Packet loss is also an issue, too many lost packets and your conversations will have gaps in it. Voice traffic on a data network is possible but you will need QoS to ensure there is enough bandwidth and to keep the delay, jitter and packet loss under control. Here are some guidelines you can follow for voice traffic:
- One-way delay: < 150 ms.
- Jitter: <30 ms.
- Loss: < 1%
(Interactive) video traffic has similar requirements to voice traffic. Video traffic requires more bandwidth than voice traffic but this really depends on the codec and the type of video you are streaming. For example, if I record a video of my router console, 90% of the screen remains the same. The background image remains the same, only the text changes every now and then. A video with a lot of action, like a sports video, requires more bandwidth. Like voice traffic, interactive video traffic is sensitive to delay, jitter and packet loss. Here are some guidelines:
- One-way delay: 200 – 400 ms.
- Jitter: 30 – 50 ms.
- Loss: 0.1% – 1%
QoS Tools
We talked a bit about why we need QoS and different application types that have different requirements.
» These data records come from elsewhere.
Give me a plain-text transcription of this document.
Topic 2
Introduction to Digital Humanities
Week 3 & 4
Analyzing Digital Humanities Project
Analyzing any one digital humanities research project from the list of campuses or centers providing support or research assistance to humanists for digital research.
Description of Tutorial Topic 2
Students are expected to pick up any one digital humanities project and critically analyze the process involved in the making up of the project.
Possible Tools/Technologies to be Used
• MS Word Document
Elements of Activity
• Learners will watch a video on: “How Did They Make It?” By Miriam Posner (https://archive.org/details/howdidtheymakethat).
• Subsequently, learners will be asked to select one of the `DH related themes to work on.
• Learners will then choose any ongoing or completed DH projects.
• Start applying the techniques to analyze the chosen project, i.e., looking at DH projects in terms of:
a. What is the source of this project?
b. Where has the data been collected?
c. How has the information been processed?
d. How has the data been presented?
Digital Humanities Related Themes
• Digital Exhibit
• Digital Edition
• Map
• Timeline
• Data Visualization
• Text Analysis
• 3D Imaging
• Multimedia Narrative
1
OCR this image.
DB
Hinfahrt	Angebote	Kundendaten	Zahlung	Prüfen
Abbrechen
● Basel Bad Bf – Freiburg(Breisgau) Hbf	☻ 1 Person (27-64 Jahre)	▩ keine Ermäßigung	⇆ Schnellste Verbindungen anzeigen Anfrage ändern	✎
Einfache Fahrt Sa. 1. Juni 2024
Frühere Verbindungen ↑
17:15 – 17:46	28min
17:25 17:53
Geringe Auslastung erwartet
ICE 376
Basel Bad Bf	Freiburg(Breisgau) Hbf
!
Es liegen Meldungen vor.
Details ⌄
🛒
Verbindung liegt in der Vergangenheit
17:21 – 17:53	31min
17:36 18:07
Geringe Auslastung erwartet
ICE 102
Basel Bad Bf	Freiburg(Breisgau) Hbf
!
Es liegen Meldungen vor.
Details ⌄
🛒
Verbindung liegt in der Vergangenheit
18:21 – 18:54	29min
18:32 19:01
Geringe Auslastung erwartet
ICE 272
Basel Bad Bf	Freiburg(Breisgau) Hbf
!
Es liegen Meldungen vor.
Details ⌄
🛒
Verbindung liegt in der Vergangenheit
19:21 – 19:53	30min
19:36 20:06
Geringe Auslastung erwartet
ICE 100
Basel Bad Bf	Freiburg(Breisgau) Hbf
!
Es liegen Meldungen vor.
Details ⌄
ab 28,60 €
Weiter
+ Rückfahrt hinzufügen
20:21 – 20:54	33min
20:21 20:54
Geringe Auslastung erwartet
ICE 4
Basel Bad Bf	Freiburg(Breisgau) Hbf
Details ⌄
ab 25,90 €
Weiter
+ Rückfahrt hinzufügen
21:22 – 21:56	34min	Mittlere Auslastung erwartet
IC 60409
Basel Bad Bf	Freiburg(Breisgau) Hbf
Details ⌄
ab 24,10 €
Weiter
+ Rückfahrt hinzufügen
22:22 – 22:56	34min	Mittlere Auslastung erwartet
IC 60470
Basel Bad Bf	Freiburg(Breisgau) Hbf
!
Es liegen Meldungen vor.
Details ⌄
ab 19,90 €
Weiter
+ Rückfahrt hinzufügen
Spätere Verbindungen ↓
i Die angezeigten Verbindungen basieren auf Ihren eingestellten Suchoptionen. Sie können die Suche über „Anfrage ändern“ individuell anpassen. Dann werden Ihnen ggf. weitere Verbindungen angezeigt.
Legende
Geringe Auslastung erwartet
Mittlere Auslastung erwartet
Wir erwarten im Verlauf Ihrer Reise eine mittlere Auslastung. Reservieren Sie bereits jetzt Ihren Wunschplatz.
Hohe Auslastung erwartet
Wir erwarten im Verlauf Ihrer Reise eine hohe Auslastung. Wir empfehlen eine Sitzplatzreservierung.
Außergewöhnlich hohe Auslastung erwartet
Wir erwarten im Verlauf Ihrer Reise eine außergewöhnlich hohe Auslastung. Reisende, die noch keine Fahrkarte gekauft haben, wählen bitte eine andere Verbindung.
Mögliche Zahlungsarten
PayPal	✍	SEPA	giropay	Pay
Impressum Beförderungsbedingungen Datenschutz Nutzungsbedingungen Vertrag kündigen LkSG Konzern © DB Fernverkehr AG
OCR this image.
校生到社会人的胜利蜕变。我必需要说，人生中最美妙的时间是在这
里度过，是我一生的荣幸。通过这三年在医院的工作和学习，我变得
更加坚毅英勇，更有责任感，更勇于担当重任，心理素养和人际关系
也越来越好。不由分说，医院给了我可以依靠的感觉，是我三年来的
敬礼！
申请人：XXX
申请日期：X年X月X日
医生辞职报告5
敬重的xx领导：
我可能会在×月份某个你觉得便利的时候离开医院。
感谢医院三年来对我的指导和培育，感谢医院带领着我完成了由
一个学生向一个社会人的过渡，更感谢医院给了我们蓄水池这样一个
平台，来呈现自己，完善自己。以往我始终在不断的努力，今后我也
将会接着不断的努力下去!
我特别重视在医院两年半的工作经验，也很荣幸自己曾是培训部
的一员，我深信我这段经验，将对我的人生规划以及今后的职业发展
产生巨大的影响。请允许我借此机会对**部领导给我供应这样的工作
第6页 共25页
Now let’s talk about the actual tools we can use to implement QoS:
- Classification and marking: if we want to give certain packets a different treatment, we have to identify and mark them.
- Queuing – Congestion Management: instead of having one big queue where packets are treated with FIFO, we can create multiple queues with different priorities.
- Shaping and Policing: these two tools are used to rate-limit your traffic.
- Congestion Avoidance: there are some tools we can use to manage packet loss and to reduce congestion.
Let’s walk through these tools one-by-one.
Classification and Marking
Before we can give certain packets a better treatment, we first have to identify those packets. This is called classification.

Classification can be done in a number of ways. One common way to do it is to use an access-list and match on certain values in the IP packet like the source and/or destination addresses or port numbers. For example, an access-list that matches on TCP destination port 80 is a quick way to classify all HTTP traffic.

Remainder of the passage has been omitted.